Berdasarkan data Badan Pusat Statistik (BPS), kunjungan wisatawan asal Cina sepanjang 2019 mencapai 2 juta orang dan merupakan yang tertinggi setelah Malaysia.
Di luar Corona, kekhawatiran juga muncul lantaran kunjungan wisman Indonesia juga sedang berada dalam tren menurun.
Sepanjang tahun lalu, total kunjungan wisman cuma mencapai 16,11 juta atau jauh di bawah target 18 juta kunjungan. Pertumbuhannya juga cuma sebesar 1,82 persen alias melambat dari pertumbuhan tahun 2018 yang menyentuh 12,58 persen.
Lantaran itulah, kata Ketua Asosiasi Travel Agent Indonesia (Astindo) Elly Hutabarat, tahun 2020 akan jadi tahun yang sulit bagi industri pariwisata Indonesia.
Belum lagi, target jumlah wisman tahun 2020 sudah diturunkan dari 2019 menjadi hanya 17 juta kunjungan. Jika wisatawan dalam negeri ikut menurun, maka bisnis pariwisata bakal benar-benar merasa tertekan.
“Pasti jadi sangat menantang. Enggak mungkin tercapai,” ucap Elly saat dihubungi reporter Tirto, Jumat (31/1/2020).
Menurut Elly, larangan pemerintah Cina kepada warganya untuk tak bepergian keluar negeri bisa dipahami.
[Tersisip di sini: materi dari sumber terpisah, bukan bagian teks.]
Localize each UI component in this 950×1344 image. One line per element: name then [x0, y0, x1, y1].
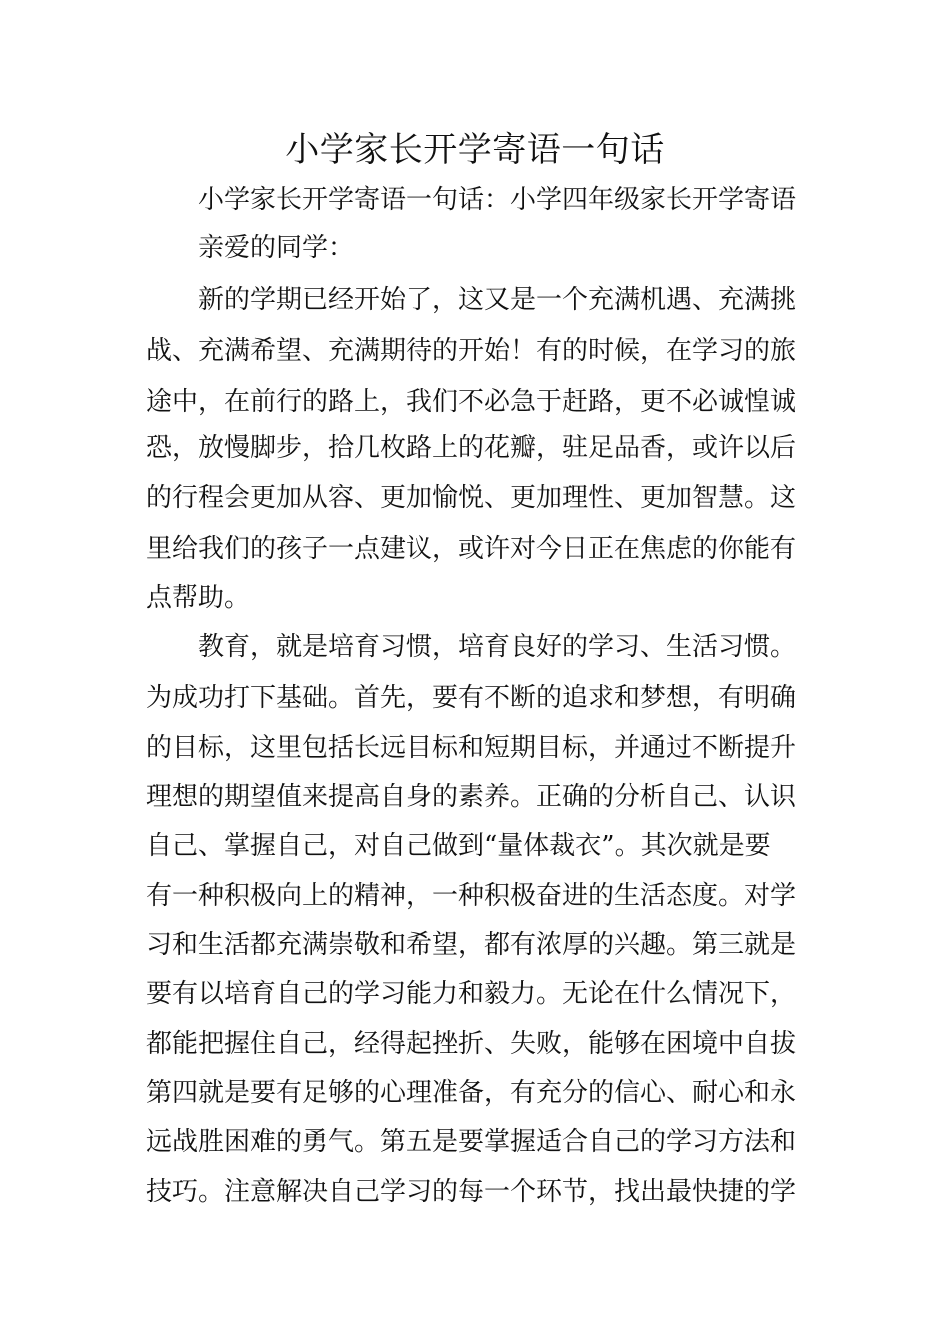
- body-line: 自己、掌握自己，对自己做到“量体裁衣”。其次就是要: [146, 831, 771, 861]
- body-line: 技巧。注意解决自己学习的每一个环节，找出最快捷的学: [146, 1177, 797, 1207]
- body-line: 的目标，这里包括长远目标和短期目标，并通过不断提升: [146, 733, 797, 763]
- body-line: 理想的期望值来提高自身的素养。正确的分析自己、认识: [146, 782, 797, 812]
- body-line: 都能把握住自己，经得起挫折、失败，能够在困境中自拔: [146, 1029, 797, 1059]
- body-line: 的行程会更加从容、更加愉悦、更加理性、更加智慧。这: [146, 483, 797, 513]
- body-line: 新的学期已经开始了，这又是一个充满机遇、充满挑: [198, 285, 797, 315]
- body-line: 点帮助。: [146, 583, 251, 613]
- salutation-line: 亲爱的同学：: [198, 233, 355, 263]
- document-title: 小学家长开学寄语一句话: [285, 130, 665, 170]
- body-line: 习和生活都充满崇敬和希望，都有浓厚的兴趣。第三就是: [146, 930, 797, 960]
- body-line: 第四就是要有足够的心理准备，有充分的信心、耐心和永: [146, 1078, 797, 1108]
- body-line: 教育，就是培育习惯，培育良好的学习、生活习惯。: [198, 632, 797, 662]
- body-line: 恐，放慢脚步，拾几枚路上的花瓣，驻足品香，或许以后: [146, 433, 797, 463]
- body-line: 为成功打下基础。首先，要有不断的追求和梦想，有明确: [146, 683, 797, 713]
- body-line: 要有以培育自己的学习能力和毅力。无论在什么情况下，: [146, 979, 797, 1009]
- body-line: 远战胜困难的勇气。第五是要掌握适合自己的学习方法和: [146, 1127, 797, 1157]
- subtitle-line: 小学家长开学寄语一句话：小学四年级家长开学寄语: [198, 185, 797, 215]
- body-line: 里给我们的孩子一点建议，或许对今日正在焦虑的你能有: [146, 534, 797, 564]
- body-line: 战、充满希望、充满期待的开始！有的时候，在学习的旅: [146, 336, 797, 366]
- body-line: 途中，在前行的路上，我们不必急于赶路，更不必诚惶诚: [146, 387, 797, 417]
- body-line: 有一种积极向上的精神，一种积极奋进的生活态度。对学: [146, 881, 797, 911]
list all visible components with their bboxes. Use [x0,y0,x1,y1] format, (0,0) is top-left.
Selain mencegah penularan wabah Corona, ia menilai pemerintah Cina tak mau ambil risiko warganya dicurigai dan diisolasi di negara tujuan.
Terlebih, sejumlah negara kini tak mau lagi menerima kunjungan apa pun dari Cina. Gara-gara ini pula, Astindo mendapat laporan pembatalan 10 ribu wisman asal Cina batal berkunjung ke Bali.
“Memang akan rugi ya tapi yang penting jangan masuk ke sini dulu. Kita perhatikan keselamatan warga kita,” ucap Elly.
Tak hanya kunjungan dari Cina, wabah Corona ternyata juga membuat potensi pendapatan yang bisa diperoleh dari kunjungan WNI ke luar negeri hilang. Terlebih, pemerintah telah resmi melarang kunjungan dari dan ke Cina.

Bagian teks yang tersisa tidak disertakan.